UNITED STATES
SECURITIES AND EXCHANGE COMMISSION
Washington, D.C. 20549
FORM 8-K
CURRENT REPORT
Pursuant to Section 13 or 15(d)
of The Securities Exchange Act of 1934
Date of report (Date of earliest event reported): September 4, 2013
THOMAS PROPERTIES GROUP, INC.
(Exact Name of Registrant as Specified in Its Charter)
Delaware | 0-50854 | 20-0852352 | ||
(State or Other Jurisdiction of Incorporation) | (Commission File Number) | (IRS Employer Identification No.) |
515 South Flower Street, Sixth Floor, Los Angeles, California | 90071 | |
(Address of Principal Executive Offices) | (ZIP Code) |
(213) 613-1900
(Registrant’s Telephone Number, Including Area Code)

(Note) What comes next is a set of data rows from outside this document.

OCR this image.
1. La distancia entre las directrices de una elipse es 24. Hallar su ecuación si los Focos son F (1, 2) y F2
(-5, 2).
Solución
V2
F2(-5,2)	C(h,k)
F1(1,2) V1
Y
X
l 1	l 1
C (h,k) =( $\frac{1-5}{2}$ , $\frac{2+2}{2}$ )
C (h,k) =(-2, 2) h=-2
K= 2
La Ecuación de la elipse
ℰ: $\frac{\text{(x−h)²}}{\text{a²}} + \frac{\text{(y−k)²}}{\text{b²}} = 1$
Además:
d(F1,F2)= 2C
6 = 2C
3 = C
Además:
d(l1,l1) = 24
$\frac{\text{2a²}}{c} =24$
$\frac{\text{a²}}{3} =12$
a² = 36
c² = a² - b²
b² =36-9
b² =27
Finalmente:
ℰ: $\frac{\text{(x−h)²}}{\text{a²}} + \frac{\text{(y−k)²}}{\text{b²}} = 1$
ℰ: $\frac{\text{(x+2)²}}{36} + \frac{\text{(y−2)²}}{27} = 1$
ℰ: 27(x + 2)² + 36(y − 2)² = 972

Check the appropriate box below if the Form 8-K filing is intended to simultaneously satisfy the filing obligation of the Registrant under any of the following provisions (see General Instruction A.2. below):
x | Written communication pursuant to Rule 425 under the Securities Act (17 CFR 230.425) |
¨ | Soliciting material pursuant to Rule 14a-12 under the Exchange Act (17 CFR 240.14a-12) |
¨ | Pre-commencement communications pursuant to Rule 14d-2(b) under the Exchange Act (17 CFR 240.14d-2(b)) |
¨ | Pre-commencement communications pursuant to Rule 13e-4(c) under the Exchange Act (17 CFR240.13e-4(c)) |
Item 8.01 | Other Events. |
Thomas Properties Group, Inc. (the “Company”) entered into an Agreement and Plan of Merger (the “Merger Agreement”) with Parkway Properties, Inc. (“Parkway”) and certain of their respective affiliates, dated September 4, 2013. The Company and Parkway issued a joint press release on September 5, 2013 announcing the execution of the Merger Agreement. A copy of the press release is attached hereto as Exhibit 99.1 and is incorporated herein by reference.
The information required to be reported on Form 8-K with respect to the Merger Agreement will be filed in a separate Current Report on Form 8-K.
Item 9.01 | Financial Statements and Exhibits. |
(d) Exhibits.
Exhibit Number | Description | |
99.1 | Joint Press Release issued by Parkway Properties, Inc. and Thomas Properties Group, Inc. on September 5, 2013 |
Forward-Looking Information
This Current Report on Form 8-K, including exhibits hereto, is made in reliance upon the safe harbor of the Private Securities Litigation Reform Act of 1995, including, without limitation, the statements made concerning the Company’s intent to consummate the transactions contemplated by the Merger Agreement. As a general matter, forward-looking statements are those focused upon anticipated events or trends, expectations, and beliefs relating to matters that are not historical in nature. Such forward-looking statements are subject to uncertainties and factors relating to the Company’s operations and business environment, all of which are difficult to predict and many of which are beyond the control of the Company. Among others, the following uncertainties and other factors could cause actual results to differ from those set forth in the forward-looking statements: (i) the risk that the transactions contemplated by the Merger Agreement may not be consummated in a timely manner, if at all; (ii) the risk that the definitive Merger Agreement may be terminated in circumstances that require the Company to pay Parkway a termination fee; (iii) risks related to the diversion of management’s attention from the Company’s ongoing business operations; (iv) the effect of the announcement of the entry into the Merger Agreement on the Company’s business relationships (including, without limitation, tenants, joint venture partners, lenders and service providers), operating results and business generally; and (vi) risks related to obtaining the requisite consents to the transactions contemplated by the Merger Agreement, including, without limitation, the timing (including possible delays) and receipt of regulatory approvals from various governmental entities (including any conditions, limitations or restrictions placed on these approvals) and the risk that one or more governmental entities may deny approval. Further risks that could cause actual results to differ materially from those matters expressed in or implied by such forward-looking statements are set forth under “Risk Factors” in the Company’s Form 10-K for the fiscal year ended December 31, 2012, and its subsequent quarterly reports on Form 10-Q. The Company does not undertake, and hereby disclaims, any duty to update these forward-looking statements, although its situation and circumstances may change in the future.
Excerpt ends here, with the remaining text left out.